À mes yeux, c'est même plus insidieux que ça. Et c'est ce qui a motivé l'écriture de cette critique. Avec She-Hulk : Avocate, l'industrie Marvel prouve avec quelle diablerie elle est capable non pas de soutenir, mais d'utiliser les problématiques de notre temps pour se vendre. Une offense qu'elle se permet avec la certitude d'être capable de noyer son manque complet de pouvoir d'évocation grâce aux débats sourds qui naîtront sur les réseaux sociaux. Voire même d'être acclamée pour cela, jubilante à l'idée d'observer du haut de sa Tour des Avengers les discussions enflammées de ses spectateurs, sur lesquels elle versera son kérosène bon marché.

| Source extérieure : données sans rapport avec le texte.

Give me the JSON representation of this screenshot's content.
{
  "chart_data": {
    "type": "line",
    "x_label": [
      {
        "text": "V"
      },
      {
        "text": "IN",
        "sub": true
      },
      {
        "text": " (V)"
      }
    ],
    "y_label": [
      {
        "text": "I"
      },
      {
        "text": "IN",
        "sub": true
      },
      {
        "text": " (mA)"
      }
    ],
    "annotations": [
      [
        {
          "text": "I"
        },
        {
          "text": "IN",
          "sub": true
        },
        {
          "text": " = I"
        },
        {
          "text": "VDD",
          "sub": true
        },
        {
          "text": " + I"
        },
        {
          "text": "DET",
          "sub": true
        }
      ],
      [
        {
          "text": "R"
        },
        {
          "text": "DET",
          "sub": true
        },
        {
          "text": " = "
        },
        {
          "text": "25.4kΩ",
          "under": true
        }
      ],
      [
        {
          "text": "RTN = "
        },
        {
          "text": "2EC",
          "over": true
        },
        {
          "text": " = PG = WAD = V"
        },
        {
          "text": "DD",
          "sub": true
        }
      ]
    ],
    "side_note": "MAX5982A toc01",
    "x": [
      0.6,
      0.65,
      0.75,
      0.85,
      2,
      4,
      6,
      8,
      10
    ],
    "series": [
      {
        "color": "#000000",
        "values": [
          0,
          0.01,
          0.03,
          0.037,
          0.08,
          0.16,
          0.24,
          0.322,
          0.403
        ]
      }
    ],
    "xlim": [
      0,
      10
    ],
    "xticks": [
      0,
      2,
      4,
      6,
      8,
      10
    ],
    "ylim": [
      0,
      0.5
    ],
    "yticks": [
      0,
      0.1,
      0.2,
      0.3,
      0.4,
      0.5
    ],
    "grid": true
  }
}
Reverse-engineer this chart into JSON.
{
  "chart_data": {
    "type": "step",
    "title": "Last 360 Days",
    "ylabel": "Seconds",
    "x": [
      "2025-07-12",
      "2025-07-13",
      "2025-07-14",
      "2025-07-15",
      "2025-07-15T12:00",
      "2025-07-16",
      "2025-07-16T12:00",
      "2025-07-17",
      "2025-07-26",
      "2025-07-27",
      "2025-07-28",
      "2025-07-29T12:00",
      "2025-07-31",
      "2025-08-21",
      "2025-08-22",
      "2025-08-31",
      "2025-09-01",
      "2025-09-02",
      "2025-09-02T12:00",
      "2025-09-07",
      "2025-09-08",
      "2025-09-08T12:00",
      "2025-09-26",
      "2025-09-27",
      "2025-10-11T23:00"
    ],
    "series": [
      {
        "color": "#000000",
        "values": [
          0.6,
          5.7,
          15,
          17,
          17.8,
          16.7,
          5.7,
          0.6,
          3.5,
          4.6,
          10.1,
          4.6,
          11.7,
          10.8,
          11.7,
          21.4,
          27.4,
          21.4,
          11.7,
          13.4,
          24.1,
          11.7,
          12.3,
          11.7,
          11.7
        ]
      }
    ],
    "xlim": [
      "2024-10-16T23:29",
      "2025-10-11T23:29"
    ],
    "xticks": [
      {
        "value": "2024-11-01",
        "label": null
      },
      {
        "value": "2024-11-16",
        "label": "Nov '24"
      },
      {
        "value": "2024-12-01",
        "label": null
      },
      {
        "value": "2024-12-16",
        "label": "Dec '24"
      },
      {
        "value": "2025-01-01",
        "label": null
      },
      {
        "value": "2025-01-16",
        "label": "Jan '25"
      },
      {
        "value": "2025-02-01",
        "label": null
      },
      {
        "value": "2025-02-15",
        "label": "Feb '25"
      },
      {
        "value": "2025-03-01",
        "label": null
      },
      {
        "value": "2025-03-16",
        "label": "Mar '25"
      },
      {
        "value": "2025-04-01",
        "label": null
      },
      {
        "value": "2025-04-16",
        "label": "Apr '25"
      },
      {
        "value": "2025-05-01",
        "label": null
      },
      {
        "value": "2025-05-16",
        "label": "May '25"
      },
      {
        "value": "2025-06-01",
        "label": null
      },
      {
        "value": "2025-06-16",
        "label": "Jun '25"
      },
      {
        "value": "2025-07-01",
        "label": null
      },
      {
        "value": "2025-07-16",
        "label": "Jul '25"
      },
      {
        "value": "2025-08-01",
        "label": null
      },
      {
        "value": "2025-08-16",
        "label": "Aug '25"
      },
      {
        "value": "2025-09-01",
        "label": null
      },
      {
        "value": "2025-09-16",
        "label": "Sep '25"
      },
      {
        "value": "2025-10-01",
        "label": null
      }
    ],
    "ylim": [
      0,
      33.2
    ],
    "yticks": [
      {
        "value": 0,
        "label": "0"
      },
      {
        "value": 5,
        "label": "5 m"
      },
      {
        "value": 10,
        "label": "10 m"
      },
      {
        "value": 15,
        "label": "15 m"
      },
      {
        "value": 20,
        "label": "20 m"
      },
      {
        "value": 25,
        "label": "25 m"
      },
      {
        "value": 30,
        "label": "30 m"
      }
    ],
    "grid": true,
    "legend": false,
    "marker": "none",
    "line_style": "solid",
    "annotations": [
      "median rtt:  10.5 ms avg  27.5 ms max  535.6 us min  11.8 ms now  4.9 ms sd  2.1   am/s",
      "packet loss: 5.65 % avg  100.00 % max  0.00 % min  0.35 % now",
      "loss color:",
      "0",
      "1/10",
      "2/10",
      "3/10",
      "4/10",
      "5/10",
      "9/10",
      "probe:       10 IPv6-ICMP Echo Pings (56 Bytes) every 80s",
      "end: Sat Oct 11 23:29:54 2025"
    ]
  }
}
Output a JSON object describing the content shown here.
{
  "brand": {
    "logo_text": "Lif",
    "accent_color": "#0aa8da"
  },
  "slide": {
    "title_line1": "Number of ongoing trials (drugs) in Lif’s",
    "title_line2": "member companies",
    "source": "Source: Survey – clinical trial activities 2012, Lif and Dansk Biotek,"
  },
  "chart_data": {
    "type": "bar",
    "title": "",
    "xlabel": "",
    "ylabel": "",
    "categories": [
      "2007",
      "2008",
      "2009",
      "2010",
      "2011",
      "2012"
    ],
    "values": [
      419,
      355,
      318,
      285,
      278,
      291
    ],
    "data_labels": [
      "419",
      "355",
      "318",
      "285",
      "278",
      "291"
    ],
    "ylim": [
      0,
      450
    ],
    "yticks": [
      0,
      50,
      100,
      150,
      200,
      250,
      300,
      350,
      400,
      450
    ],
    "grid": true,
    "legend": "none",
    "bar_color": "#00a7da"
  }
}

Pourquoi nous embêter à créer une série She-Hulk Avocate avec un véritable fond autant que de la forme, lorsque nous savons être capable de créer un tumulte où tout le monde se tirera dans les pattes ? Nous aurons les petits fachos pour hurler du fait d'avoir une héroïne dans un milieu que nous avons nous-même créé déséquilibré. Et nous aurons à l'inverse ceux qui hurleront à la misogynie sur la moindre critique faite sur notre dernier produit. Les deux camps et les modérés iront consommer sagement pour faire partie de la cacophonie que nous avons installé, soutenue par une presse qui n'a pas d'autre choix que d'y participer sous peine de ne pas recevoir les revenus, boostés par notre ami Google, nécessaires à sa survie.
Au bout ? Rien n'avance. Les seuls gagnants sont Marvel et les richesses monstrueuses qu'ils engrangent, grâce à la manipulation du débat public que permettent des réseaux sociaux qui sont les mêmes purs produits d'un secteur privé devenu tout puissant. Ce qui me reste de She-Hulk : Avocate est l'offense faite non seulement à la philosophie de ses créateurs, mais aussi à l'intelligence de ses spectateurs. Elle masque sa vacuité forcée sous le châle d'une volonté artistique, tissé dans une matière synthétique qui a déjà tout contrôle de l'opinion. La véritable tristesse de She-Hulk : Avocate, une série essentiellement inoffensive, est que nous participons toutes et tous volontiers aux machinations du système qui l'a muselée.